- Born: February 14, 1919 Matanzas, Cuba
- Died: November 17, 1988 (aged 69) Sarasota, Florida, USA
- Education: Conservatoire de Paris
- Genres: Classical
- Occupations: Musician; conductor; composer; professor;
- Instrument: Violin

= Ángel Reyes =

Cuban-American violinist (1919–1988)

Àngel Reyes (February 14, 1919 - November 17, 1988), was a Cuban American violinist, composer, conductor and music professor.

==Biography==
===Early life===
Reyes was born in Matanzas, Cuba the son of composer and musician Ángel Reyes Camejo, and was a Premier Prix graduate from the Paris Conservatory at the age of sixteen, and a prize-winner of the Ysaye International Violin Competition in Brussels.

===Career===
Reyes was conductor of the Thirteenth Sound Group of Havana ,music director of the Cuban Military Police Band and a composer of Cuban traditional instrumental and vocal works.

Camejo recorded Julián Carrillo's Preludio a Colón (Prelude to Christopher Columbus) on the Columbia Records label.

As a concert soloist, he appeared with the Philadelphia Orchestra and New York Philharmonic throughout the United States, Europe, Canada and Latin America.

A Professor of Music at the University of Michigan and Northwestern University, he performed with the Northwestern Piano Trio (formed in 1959) with pianist Gui Mombaerts and cellist Dudley Powers.

He was married to Jill Bailiff, former harpist with the Philadelphia Orchestra and Professor of harp at Northwestern University and Eastern Michigan University. They had a son David, daughter Lisa, and three grandsons Braiden, Ángelo, and Ivan.

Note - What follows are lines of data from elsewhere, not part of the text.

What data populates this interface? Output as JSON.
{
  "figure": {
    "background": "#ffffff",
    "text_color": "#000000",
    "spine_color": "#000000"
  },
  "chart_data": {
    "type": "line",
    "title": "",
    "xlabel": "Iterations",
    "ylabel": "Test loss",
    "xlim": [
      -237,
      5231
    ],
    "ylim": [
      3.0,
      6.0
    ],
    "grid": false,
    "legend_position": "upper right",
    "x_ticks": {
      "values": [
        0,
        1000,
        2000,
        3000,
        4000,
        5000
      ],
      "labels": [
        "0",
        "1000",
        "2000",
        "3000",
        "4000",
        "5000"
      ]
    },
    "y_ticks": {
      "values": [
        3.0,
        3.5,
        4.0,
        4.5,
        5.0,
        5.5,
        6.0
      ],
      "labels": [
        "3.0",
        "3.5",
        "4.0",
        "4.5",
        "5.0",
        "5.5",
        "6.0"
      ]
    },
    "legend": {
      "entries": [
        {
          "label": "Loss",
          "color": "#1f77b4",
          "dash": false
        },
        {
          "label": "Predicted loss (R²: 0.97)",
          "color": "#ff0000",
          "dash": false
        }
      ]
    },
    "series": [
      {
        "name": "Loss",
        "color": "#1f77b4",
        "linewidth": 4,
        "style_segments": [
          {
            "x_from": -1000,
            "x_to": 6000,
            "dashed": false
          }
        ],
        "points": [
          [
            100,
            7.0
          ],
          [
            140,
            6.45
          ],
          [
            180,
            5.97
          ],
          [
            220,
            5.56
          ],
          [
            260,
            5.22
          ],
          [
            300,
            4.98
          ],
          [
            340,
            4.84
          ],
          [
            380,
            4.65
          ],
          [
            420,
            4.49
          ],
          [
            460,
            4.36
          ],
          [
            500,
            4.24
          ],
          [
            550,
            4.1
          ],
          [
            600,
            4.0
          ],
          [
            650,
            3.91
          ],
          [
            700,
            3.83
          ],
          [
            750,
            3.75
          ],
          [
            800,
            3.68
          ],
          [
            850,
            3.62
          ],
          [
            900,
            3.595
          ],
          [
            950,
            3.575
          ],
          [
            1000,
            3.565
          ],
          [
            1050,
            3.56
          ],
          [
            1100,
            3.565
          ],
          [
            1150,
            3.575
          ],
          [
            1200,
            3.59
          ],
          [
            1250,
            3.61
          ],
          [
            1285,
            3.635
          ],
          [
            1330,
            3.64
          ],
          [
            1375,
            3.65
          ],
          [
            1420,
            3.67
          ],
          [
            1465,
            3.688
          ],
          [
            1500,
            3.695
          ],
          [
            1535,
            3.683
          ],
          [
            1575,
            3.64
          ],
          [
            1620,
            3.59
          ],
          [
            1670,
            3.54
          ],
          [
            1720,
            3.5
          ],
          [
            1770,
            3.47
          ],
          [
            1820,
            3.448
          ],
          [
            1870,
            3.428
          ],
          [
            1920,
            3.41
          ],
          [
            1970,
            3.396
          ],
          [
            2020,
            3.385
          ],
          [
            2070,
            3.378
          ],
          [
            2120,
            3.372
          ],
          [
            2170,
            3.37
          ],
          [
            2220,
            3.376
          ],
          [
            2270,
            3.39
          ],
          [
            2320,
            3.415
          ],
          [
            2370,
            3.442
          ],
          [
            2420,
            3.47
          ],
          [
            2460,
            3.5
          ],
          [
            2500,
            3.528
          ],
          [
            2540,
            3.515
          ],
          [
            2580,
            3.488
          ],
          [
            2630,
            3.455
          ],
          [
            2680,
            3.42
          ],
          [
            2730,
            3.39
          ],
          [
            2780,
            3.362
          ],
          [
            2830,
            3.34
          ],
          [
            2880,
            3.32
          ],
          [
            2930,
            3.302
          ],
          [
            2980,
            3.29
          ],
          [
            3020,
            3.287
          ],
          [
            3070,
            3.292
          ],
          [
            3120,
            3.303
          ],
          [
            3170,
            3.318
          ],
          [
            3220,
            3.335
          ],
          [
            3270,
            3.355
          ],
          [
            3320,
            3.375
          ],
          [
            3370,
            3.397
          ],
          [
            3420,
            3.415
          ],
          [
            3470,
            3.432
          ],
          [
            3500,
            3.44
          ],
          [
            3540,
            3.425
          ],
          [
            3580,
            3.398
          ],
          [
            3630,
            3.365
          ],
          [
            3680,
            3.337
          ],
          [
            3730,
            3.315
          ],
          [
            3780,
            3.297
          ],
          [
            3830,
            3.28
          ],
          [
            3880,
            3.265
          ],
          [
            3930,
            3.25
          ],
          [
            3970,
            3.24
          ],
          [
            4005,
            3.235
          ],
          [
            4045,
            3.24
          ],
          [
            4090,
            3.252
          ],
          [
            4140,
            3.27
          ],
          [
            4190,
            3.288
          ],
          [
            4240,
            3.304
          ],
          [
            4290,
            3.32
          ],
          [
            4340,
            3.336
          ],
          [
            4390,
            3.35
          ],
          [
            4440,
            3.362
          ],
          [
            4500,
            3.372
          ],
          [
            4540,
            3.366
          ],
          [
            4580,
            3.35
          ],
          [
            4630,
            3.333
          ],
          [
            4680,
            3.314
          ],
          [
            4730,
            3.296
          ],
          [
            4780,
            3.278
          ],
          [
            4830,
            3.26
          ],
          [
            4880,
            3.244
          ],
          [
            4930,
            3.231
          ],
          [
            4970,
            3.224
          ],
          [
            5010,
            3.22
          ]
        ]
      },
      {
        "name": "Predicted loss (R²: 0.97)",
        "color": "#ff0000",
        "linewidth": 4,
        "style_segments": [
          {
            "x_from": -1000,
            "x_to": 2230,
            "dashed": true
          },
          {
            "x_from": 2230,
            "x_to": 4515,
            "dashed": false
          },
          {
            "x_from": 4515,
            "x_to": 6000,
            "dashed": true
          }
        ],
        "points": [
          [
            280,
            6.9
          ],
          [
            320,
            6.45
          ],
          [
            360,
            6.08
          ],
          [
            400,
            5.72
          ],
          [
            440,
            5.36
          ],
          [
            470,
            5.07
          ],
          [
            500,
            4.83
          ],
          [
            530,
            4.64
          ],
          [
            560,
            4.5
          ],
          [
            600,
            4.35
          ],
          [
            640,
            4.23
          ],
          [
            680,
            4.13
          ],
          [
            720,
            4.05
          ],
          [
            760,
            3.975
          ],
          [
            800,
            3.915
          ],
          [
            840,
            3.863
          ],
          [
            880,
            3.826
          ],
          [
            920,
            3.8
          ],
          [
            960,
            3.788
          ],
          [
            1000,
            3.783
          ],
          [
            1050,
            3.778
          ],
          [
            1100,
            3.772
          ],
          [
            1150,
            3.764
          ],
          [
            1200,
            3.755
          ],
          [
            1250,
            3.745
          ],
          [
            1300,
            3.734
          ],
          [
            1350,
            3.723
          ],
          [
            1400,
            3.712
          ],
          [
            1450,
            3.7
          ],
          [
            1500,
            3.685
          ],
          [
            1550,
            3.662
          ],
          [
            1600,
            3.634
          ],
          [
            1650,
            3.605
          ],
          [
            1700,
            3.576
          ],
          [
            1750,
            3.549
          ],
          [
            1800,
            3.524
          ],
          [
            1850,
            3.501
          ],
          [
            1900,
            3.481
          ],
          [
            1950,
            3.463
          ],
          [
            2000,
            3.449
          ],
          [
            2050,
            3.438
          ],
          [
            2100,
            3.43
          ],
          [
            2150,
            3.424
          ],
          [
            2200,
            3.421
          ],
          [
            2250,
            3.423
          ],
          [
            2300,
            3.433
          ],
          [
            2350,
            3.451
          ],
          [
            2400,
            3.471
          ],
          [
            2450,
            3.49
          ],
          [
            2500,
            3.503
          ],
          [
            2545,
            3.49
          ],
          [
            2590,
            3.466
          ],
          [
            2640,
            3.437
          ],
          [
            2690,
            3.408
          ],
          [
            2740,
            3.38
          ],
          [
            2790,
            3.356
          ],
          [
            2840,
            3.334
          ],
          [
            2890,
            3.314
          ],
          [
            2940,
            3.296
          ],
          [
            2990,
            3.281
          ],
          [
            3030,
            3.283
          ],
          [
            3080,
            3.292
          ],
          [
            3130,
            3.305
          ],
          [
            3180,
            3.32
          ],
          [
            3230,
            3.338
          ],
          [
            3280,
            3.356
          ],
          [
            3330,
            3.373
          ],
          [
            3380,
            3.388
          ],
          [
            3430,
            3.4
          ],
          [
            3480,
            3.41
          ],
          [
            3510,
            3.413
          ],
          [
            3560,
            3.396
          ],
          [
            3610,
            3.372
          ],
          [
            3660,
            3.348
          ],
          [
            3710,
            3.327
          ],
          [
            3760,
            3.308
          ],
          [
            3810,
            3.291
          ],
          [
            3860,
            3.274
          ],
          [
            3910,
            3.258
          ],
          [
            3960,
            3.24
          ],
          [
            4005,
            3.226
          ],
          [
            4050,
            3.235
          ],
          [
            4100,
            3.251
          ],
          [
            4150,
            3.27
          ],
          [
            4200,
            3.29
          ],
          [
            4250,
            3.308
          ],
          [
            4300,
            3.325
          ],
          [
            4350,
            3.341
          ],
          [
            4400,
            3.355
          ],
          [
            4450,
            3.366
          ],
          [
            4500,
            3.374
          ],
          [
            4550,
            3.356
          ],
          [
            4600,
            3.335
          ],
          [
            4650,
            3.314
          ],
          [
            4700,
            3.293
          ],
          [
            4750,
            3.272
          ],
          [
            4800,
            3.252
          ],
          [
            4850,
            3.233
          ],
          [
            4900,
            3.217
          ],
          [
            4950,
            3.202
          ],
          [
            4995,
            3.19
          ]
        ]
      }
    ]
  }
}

At one time he owned the famous Lipinski Stradivarius violin, on which he played Glazunov's Violin Concerto in November 1942 with the Havana Philharmonic Orchestra conducted by Massimo Freccia, as well as with the Philadelphia Orchestra conducted by Eugene Ormandy. He also owned a violin by Carlo Bergonzi, known as the "Kreisler Bergonzi", previously owned by Fritz Kreisler and later by Itzhak Perlman.

Ángel Reyes presented many master classes and adjudicated string and chamber music competitions in the U.S., Canada and France. From 1968-1983 he spent summers on the faculty of the University Division of the National Music Camp at Interlochen. Retiring as Professor Emeritus from the University of Michigan School of Music in June 1985, Reyes then established residency in Sarasota, Florida.